C. Edmund Wright Explains and Validates the POR (Pelosi-Obama-Reid) Economy’s Existence and When It Began
Not that he set out to do it, but Mr. Wright has brilliantly explained (HT A Traditional Life Lived):
- Why my call that the economy’s condition since the summer of 2008 is almost solely the fault of Nancy Pelosi, Barack Obama, and Harry Reid is absolutely correct.
- Why the POR (Pelosi-Obama-Reid) Economy really began when I said it did, i.e., why “going Galt got going” when it did.
- Why all of Dear Leader’s horses and all of Dear Leader’s men won’t be able to put what we used to know as the entrepreneurial American economy together again, unless they set aside their current mindset.

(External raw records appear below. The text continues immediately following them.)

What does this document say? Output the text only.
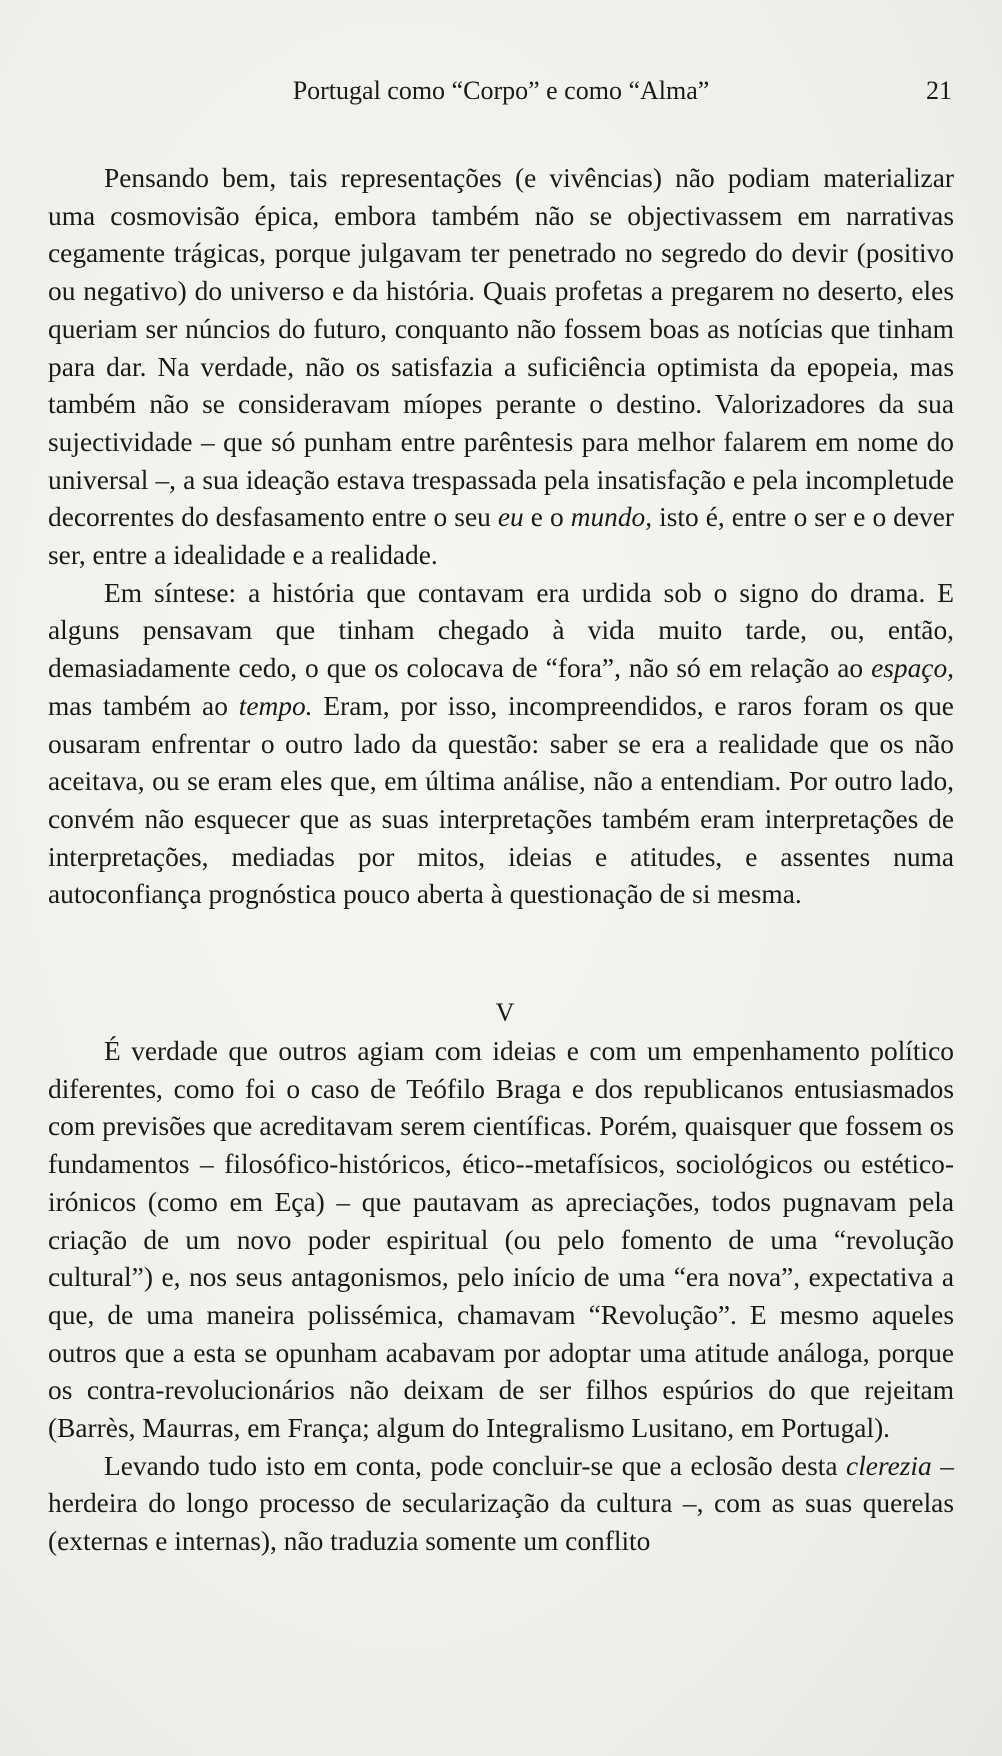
Portugal como “Corpo” e como “Alma”	21

Pensando bem, tais representações (e vivências) não podiam materializar uma cosmovisão épica, embora também não se objectivassem em narrativas cegamente trágicas, porque julgavam ter penetrado no segredo do devir (positivo ou negativo) do universo e da história. Quais profetas a pregarem no deserto, eles queriam ser núncios do futuro, conquanto não fossem boas as notícias que tinham para dar. Na verdade, não os satisfazia a suficiência optimista da epopeia, mas também não se consideravam míopes perante o destino. Valorizadores da sua sujectividade – que só punham entre parêntesis para melhor falarem em nome do universal –, a sua ideação estava trespassada pela insatisfação e pela incompletude decorrentes do desfasamento entre o seu eu e o mundo, isto é, entre o ser e o dever ser, entre a idealidade e a realidade.

Em síntese: a história que contavam era urdida sob o signo do drama. E alguns pensavam que tinham chegado à vida muito tarde, ou, então, demasiadamente cedo, o que os colocava de “fora”, não só em relação ao espaço, mas também ao tempo. Eram, por isso, incompreendidos, e raros foram os que ousaram enfrentar o outro lado da questão: saber se era a realidade que os não aceitava, ou se eram eles que, em última análise, não a entendiam. Por outro lado, convém não esquecer que as suas interpretações também eram interpretações de interpretações, mediadas por mitos, ideias e atitudes, e assentes numa autoconfiança prognóstica pouco aberta à questionação de si mesma.

V

É verdade que outros agiam com ideias e com um empenhamento político diferentes, como foi o caso de Teófilo Braga e dos republicanos entusiasmados com previsões que acreditavam serem científicas. Porém, quaisquer que fossem os fundamentos – filosófico-históricos, ético--metafísicos, sociológicos ou estético-irónicos (como em Eça) – que pautavam as apreciações, todos pugnavam pela criação de um novo poder espiritual (ou pelo fomento de uma “revolução cultural”) e, nos seus antagonismos, pelo início de uma “era nova”, expectativa a que, de uma maneira polissémica, chamavam “Revolução”. E mesmo aqueles outros que a esta se opunham acabavam por adoptar uma atitude análoga, porque os contra-revolucionários não deixam de ser filhos espúrios do que rejeitam (Barrès, Maurras, em França; algum do Integralismo Lusitano, em Portugal).

Levando tudo isto em conta, pode concluir-se que a eclosão desta clerezia – herdeira do longo processo de secularização da cultura –, com as suas querelas (externas e internas), não traduzia somente um conflito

Key paragraphs of Wright’s must-read (bolds are mine):
…. politicians are equally ill-equipped to run the auto industry or the health industry or the lending industry or the insurance industry — and their determination to do so is sucking all the dynamism from the entrepreneurial class in this country.
With the threat of this administration and congress, what is the possible motivation for anyone with ideas and capital to invest his time, talent, and money into a risky endeavor? There appears to be none. In fact, there appear to be powerful incentives not to invest any time or treasure — thus an economy with almost zero creative inertia.
For Obama voters, almost zero creative inertia means almost no one is having bright ideas, starting businesses based on them, and hiring employees to help share the dream.
…. it’s different now, and there is no denying it. The (American) dream itself is being killed by legal and regulatory micromanagement. Washington is determined to employ policies to cure something that can be cured only by government getting the hell out of the way.
A small business summit in the White House will accomplish nothing unless the invitees include unions and lawyers and bureaucrats, in which case it will be devastating. When did a union or a lawyer or a bureaucrat ever start a business? How many times a day do they kill one?
And that’s the climate entrepreneurs see. Unions, lawyers, and bureaucrats gain more power and leverage every day. The big opportunity now is to spend government money: an eighteen-million-dollar government contract to create an awful Recovery.org website, SEIU union jobs in ObamaCare, bankruptcy lawyers, and perhaps carbon credit trades coming. There are ACORN-style crony contracts to be had, not to mention all the jobs created by the David Axelrod astroturfing media escapades. If you are connected or if your dream is to enrich yourself by killing the dreams of others, then the field is ripe for you.
But if you simply want to live some iteration of building a better mousetrap, this is not currently the country for you. And entrepreneurs can sense it. This is not about tax policy. It is not about health care. It is not about cap-and-trade. These are all terrible and need to be stopped, but most importantly, the dying American dream is in trouble. We now have a class of people in Washington now that will relentlessly pursue these ruinous initiatives, and a never-ending stream of similarly un-American agendas, until they are removed from power.
The businessmen are under attack, and they know it. This kind of economy cannot work — not until pigs fly, or until Barney Frank dunks on Lebron James.
The tipping point when entrepreneurs, businesspeople, and investors could sense everything Wright has described was reached in June-July 2008. Quite simply, that’s when enough of them to matter saw what was coming if Barack Obama won the presidency, and estimated that he would be the more likely winner.
Given the points Wright makes, it’s no surprise that the malaise turned into a rout at bailout time in late September and early October 2008. Pelosi, Obama, and Reid fully supported the creation of TARP, while others were dragged and/or hoodwinked into giving in to what their instincts screamed was a bad thing (and shame on all of them for doing so). Tim Geithner created the conditions that made it look necessary by, among other things, letting Lehman go under. Then of course it got even worse after Obama won and Democrats built a larger congressional majority.
Since mid-2008, it’s been their POR Economy; we’re just living and, as a country, underachieving in it.
Multiply the seriousness of every problem Wright cites by a large number if statist health care passes.